Abendblatt: Wollten Sie nicht Pastor werden?

Zé Roberto: Ja, das sehe ich auch als Begabung, aber dafür brauche ich Zeit. Dafür möchte ich einen Theologiekursus machen oder Theologie wirklich studieren. Was ich direkt nach meiner Karriere wirklich gern machen möchte, ist viel schlafen.

Abendblatt: Außer auf Schlaf - worauf müssen Sie bis dahin noch verzichten?

Zé Roberto: Mit meinen Kindern das Wochenende zu verbringen, das kann ich nie machen, das ist etwas, was ich aufgeben muss für meine Karriere. Mit dem Essen habe ich kein Problem. Dann mache ich den nächsten Tag eben ein bisschen mehr ...

Azzoni: Ich habe auch das Glück, dass ich beim Essen auf nichts verzichten muss. Mein Körper verbrennt alles sehr schnell. Andere Tänzerinnen müssen viel mehr aufpassen, die können kein Öl oder keine Butter essen.

Abendblatt: Würden Sie Ihren Kindern auch erlauben oder empfehlen, Profisportler oder Tänzer zu werden?

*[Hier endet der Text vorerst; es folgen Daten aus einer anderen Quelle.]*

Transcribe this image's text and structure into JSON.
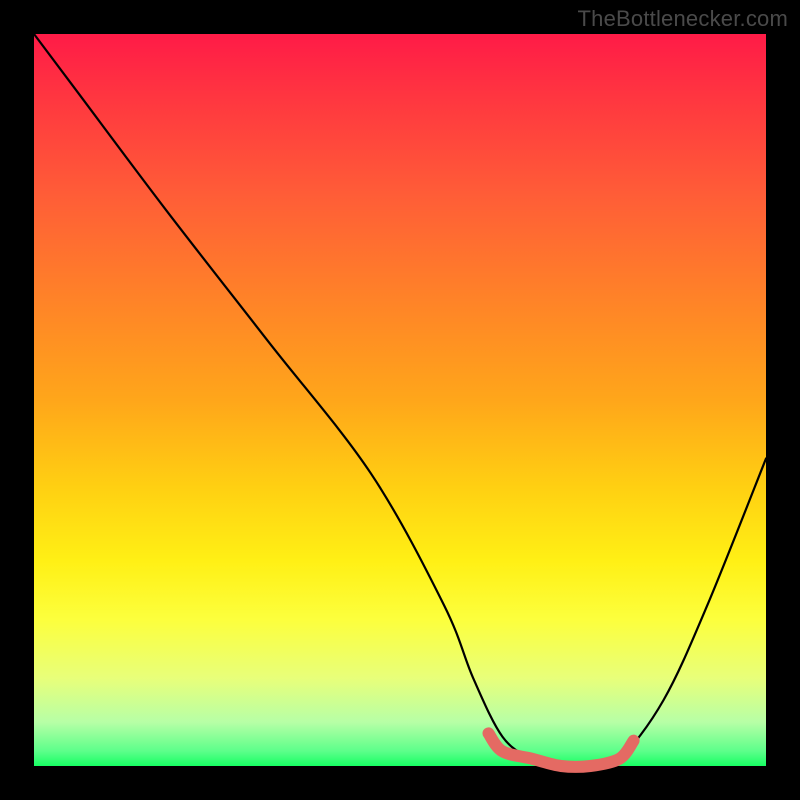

Zé Roberto: Klar würde ich das erlauben. Ich fände es auch schön, weil ich dann die gleichen emotionalen Momente wie meine Mutter erleben könnte. Aber mein Sohn möchte nicht Fußballer werden. (Er zieht die Hosenbeine hoch, zeigt die vielen Narben an seinen beiden Schienbeinen.) Mein Sohn sagt: Wenn ich das sehe an deinen Beinen, möchte ich kein Fußballer sein. Für mich war es immer ein Traum, Profifußballer zu werden, für meinen Sohn ist es eher ein Trauma, weil ich so oft weg bin. Er kann es nicht abwarten, bis ich aufhöre zu spielen, damit ich mehr Zeit mit ihm verbringen kann. Bei Kindergeburtstagen kann ich fast nie dabei sein. Bei der Geburt meines Sohnes kam ich zwei Stunden zu spät, weil ich ein Spiel hatte. Das ist manchmal nicht so einfach.